Emmanuel Macron face à la violence des groupes d’action politique après la mort de Quentin Deranque
La violence des groupes d’action politique est de nouveau au cœur des préoccupations d’Emmanuel Macron, dix jours après la mort du militant Quentin Deranque à Lyon. Le président a convoqué une réunion ce mardi matin à l’Élysée, tandis que l’exécutif a saisi la justice en raison d’une possible reconstitution de la Jeune Garde, dissoute en juin dernier. Cependant, la dissolution de ce groupe a-t-elle réellement mis fin à leurs activités ?, rapporte TopTribune.
Le gouvernement affirme que malgré sa dissolution, la Jeune Garde antifasciste continue d’exister dans l’ombre. Des anciens membres sont suspectés d’être impliqués dans la mort de Quentin Deranque, exposant ainsi la résilience des groupes d’ultragauche. « Une possible reconstitution de ligue dissoute… sur cinq territoires au moins, » a déclaré l’exécutif, renforçant les craintes d’une résurgence de la violence.
Une nouvelle entité, dénommée « Éteignons la flamme, » s’est récemment manifestée sur les réseaux sociaux, faisant son apparition en début d’année avec la participation de figures politiques telles que Jean-Luc Mélenchon et le député insoumis Raphaël Arnault, fondateur de la Jeune Garde.
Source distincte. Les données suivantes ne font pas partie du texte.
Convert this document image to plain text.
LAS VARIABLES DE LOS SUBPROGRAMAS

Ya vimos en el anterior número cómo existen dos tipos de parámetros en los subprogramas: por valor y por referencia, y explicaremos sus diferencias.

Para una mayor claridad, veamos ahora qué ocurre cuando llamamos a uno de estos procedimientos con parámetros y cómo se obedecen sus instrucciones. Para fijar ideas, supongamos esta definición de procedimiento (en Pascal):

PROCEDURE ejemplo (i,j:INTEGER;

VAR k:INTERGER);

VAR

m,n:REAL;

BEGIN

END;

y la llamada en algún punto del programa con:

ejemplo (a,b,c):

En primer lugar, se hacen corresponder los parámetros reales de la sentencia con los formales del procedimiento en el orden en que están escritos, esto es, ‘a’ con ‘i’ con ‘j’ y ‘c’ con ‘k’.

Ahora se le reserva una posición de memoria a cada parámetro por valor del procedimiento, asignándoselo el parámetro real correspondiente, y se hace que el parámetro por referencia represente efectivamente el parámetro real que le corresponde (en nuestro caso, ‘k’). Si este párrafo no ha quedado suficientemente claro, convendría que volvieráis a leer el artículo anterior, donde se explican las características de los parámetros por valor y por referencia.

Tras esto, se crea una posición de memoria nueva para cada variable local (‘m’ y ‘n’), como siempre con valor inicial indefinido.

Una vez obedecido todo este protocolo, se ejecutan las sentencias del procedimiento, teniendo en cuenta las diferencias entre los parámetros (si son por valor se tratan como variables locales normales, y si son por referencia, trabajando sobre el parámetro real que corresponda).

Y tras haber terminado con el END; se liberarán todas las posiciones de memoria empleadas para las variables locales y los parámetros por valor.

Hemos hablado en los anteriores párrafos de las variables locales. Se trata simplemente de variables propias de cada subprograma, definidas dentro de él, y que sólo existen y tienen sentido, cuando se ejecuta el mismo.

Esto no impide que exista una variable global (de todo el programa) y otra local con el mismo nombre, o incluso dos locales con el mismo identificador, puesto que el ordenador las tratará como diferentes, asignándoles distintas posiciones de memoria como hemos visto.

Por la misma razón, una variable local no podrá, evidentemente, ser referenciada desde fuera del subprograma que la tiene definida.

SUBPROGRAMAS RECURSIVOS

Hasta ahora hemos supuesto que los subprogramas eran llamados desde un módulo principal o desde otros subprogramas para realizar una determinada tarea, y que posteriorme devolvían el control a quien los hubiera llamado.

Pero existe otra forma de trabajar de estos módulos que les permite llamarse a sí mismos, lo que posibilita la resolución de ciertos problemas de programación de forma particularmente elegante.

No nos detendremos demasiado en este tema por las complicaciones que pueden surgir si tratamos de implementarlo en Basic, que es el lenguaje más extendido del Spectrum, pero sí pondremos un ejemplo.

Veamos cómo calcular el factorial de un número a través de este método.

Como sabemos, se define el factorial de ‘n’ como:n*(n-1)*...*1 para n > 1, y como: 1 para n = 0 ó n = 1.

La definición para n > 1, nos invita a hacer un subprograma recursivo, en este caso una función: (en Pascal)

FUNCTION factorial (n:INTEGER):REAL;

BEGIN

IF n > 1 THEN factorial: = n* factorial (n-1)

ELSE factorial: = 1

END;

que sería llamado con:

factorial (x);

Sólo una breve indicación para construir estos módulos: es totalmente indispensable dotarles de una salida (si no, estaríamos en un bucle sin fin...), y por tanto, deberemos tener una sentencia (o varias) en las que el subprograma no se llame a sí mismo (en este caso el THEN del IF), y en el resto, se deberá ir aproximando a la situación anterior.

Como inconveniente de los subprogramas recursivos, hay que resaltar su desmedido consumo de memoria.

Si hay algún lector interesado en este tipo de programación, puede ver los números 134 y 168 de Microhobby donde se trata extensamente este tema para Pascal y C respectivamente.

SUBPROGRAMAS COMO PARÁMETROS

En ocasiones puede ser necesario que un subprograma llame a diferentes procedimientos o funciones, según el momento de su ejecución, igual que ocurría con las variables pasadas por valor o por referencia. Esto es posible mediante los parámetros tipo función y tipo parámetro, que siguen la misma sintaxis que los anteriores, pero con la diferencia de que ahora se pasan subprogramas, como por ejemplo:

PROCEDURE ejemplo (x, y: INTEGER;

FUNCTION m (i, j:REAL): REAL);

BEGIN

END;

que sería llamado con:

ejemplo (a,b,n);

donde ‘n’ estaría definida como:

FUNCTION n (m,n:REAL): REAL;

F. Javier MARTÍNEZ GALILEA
En réponse à ces accusations, Me Aïnoha Pascual, avocate de la Jeune Garde, a affirmé : « On veut faire porter une certaine responsabilité à la Jeune Garde pour les événements du 12 février et on apporte encore une fois, en réponse à ça, l’outil de la dissolution. »
Depuis l’arrivée au pouvoir d’Emmanuel Macron, 24 groupes ont été dissous, dont cinq liés à l’ultragauche et 19 à l’ultradroite, selon le ministère de l’Intérieur. D’autres dissolutions pourraient être envisagées, avec quatre procédures en cours. Le ministre de l’Intérieur, Laurent Nuñez, a rappelé que « tout groupement qui appelle à la violence, qui appelle à la discrimination, à la haine, est susceptible de faire l’objet d’une procédure de dissolution. »
Cependant, l’efficacité de ces dissolutions reste sujette à débat. Certains groupes, notamment d’ultradroite, ont réussi à se reconstituer malgré les interdictions. À Lyon, par exemple, le Bastion social, dissous en 2019, a donné naissance à deux nouvelles formations, Lyon Populaire et Audace-Lyon. Selon Nicolas Lebourg, historien à l’Université de Montpellier, la dissolution demeure un acte symbolique, mais peut aussi avoir un impact sur la perception publique. « Ça sert à marquer d’infamie souvent le nom d’un groupe, à casser cette marque. Ça a un vrai effet sur l’opinion publique, ça attaque leurs finances, et ça peut décourager certains militants. »
Le processus de dissolution se révèle ainsi long et complexe, avec des recours possibles devant le Conseil d’État, ce qui soulève des questions sur la réelle capacité de l’État à éradiquer ces mouvements.